PNS bukan Jalan Hidupku


Hampir semua teman saya berebut mendaftar jadi PNS. Mereka pun bertanya-tanya: “Kenapa dilepaskan peluang emas itu?” “Saya tidak tergiur,” itu jawaban yang bisa saya jawab.


Bukan apa-apa, bagiku ada yang lebih mulia dan menantang dari sekedar jadi PNS dengan gaji tetap dan pensiunan terjamin. Apalagi, adanya kenaikan gaji guru serta tunjangan sertifikasi.

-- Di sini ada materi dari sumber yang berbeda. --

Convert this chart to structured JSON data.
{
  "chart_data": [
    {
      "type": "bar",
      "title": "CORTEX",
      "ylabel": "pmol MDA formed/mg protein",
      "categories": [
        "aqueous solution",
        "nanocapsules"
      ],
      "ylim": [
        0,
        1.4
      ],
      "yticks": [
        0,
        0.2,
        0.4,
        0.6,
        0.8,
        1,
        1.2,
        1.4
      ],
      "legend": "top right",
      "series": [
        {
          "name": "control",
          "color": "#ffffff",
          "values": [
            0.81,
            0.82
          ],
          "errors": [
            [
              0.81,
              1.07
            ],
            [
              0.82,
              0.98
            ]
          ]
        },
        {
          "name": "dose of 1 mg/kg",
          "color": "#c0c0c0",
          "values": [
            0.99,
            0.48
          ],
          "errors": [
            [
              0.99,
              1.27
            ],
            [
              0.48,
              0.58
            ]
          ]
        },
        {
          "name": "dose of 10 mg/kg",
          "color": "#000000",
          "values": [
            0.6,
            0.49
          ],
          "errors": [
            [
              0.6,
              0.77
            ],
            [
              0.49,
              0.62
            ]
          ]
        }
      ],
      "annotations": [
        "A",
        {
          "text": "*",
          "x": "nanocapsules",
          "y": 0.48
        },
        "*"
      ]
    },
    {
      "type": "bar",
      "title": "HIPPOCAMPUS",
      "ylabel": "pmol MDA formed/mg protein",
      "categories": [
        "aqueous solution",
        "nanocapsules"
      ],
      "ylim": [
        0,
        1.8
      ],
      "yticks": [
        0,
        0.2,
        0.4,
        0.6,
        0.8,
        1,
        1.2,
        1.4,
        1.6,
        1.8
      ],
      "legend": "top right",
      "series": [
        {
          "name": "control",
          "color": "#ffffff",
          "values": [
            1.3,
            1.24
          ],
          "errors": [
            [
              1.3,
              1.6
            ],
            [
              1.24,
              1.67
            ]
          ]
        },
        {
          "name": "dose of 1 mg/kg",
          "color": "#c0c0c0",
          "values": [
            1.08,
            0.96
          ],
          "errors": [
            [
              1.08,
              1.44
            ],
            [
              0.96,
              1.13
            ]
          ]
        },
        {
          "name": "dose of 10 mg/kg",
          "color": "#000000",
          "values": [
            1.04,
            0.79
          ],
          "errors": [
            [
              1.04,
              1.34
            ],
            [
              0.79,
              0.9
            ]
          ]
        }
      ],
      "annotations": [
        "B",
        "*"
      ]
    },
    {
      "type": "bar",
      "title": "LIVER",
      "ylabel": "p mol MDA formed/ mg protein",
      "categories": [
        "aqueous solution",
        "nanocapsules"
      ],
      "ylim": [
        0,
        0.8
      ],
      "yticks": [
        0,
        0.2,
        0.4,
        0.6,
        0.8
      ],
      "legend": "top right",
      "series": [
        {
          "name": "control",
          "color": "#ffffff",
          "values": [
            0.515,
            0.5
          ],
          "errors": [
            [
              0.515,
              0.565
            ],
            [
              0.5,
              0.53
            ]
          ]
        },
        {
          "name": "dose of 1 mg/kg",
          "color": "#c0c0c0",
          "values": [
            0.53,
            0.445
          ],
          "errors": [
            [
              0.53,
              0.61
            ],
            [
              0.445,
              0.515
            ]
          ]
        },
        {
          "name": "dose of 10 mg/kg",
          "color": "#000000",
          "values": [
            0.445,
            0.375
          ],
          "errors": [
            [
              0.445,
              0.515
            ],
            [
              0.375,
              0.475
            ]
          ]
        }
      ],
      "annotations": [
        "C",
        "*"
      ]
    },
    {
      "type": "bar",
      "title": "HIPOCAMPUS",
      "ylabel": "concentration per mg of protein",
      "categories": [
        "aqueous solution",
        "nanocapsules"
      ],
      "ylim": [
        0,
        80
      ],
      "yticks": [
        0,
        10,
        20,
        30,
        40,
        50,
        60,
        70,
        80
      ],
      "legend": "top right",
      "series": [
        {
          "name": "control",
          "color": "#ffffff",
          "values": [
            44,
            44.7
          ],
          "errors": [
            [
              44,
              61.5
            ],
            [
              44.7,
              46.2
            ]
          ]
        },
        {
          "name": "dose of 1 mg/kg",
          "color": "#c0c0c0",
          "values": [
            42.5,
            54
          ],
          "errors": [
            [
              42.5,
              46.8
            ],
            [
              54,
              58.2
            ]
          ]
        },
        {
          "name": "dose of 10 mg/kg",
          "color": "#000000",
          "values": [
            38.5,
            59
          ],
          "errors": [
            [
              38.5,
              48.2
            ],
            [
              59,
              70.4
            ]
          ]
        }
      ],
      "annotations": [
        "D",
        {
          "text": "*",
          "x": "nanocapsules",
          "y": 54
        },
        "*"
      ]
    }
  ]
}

Tapi, tetap saja, iming-iming itu tak menyurutkan niatku. Langkah berbeda itu murni muncul dari sebuah idealisme yang tumbuh ketika menimba ilmu di sebuah pesantren. Sebuah idealisme untuk menjadi seorang ustad dan dai.

Aneh bagi banyak orang memang. Tapi itulah diriku. Gila dan bodoh, mungkin umpatan itu yang akan dikatakan kebanyakan orang ke pada saya. Bagaimana tidak? Peluang emas sudah ada di depan mata, justru saya biarkan begitu saja. Padahal, di luar sana, begitu banyak orang sibuk mencari kerja. Entah berapa lamaran pekerjaan yang telah ditolak, setidaknya itu saya ketahui dari berita disurat kabar baik cetak atau elektronik. Tiap hari, hampir ada saja cerita sarjana yang menganggur dan akhirnya hanya jadi pekerja serabutan.

Saya sendiri, selepas kuliah bahasa inggris di sebuah perguruan tinggi swasta ternama di kotaPempek, Palembang tak mengajukan secarik lamaran pekerjaan pun. Apalagi mendaftar jadi pegawai PNS, tak terbersit sedikitpun di hatiku. Padahal, di daerah saya, Kabupaten Musi Banyuasin (Muba), peluang jadi PNS masih sangat terbuka lebar.

Tingkat sarjana di daerah ini belum begitu signifikan seperti di Jawa. Bahkan, suatu saat, saya bertemu dekan fakultas bahasa Inggris yang pernah menjadi dosen pembimbing skripsiku. Dia menawariku menjadi dosen di kampusnya. Dia bilang, kualitas speaking dan Inggrisku mubazir jika disia-siakan. Dengan dijadikan dosen, tentu dengan peluang lainnya, setidaknya dapat beasiswa S2. Tapi, lagi-lagi hatiku menolak: ini bukan tujuanku!

Mengetahui hal itu, orangtuaku marah. Katanya, betapa sulitnya orang mencari pekerjaan, eh peluang sudah di depan mata justru diabaikan. Saya sebenarnya bisa memaklumi orangtuaku. Orangtua manasih yang nggak ingin anaknya jadi orang sukses secara materi dan karir? Tapi, lambat laun setelah saya jelaskan, akhirnya keduanya mau menerima. Subhanallah, jarang ada orangtua seperti itu.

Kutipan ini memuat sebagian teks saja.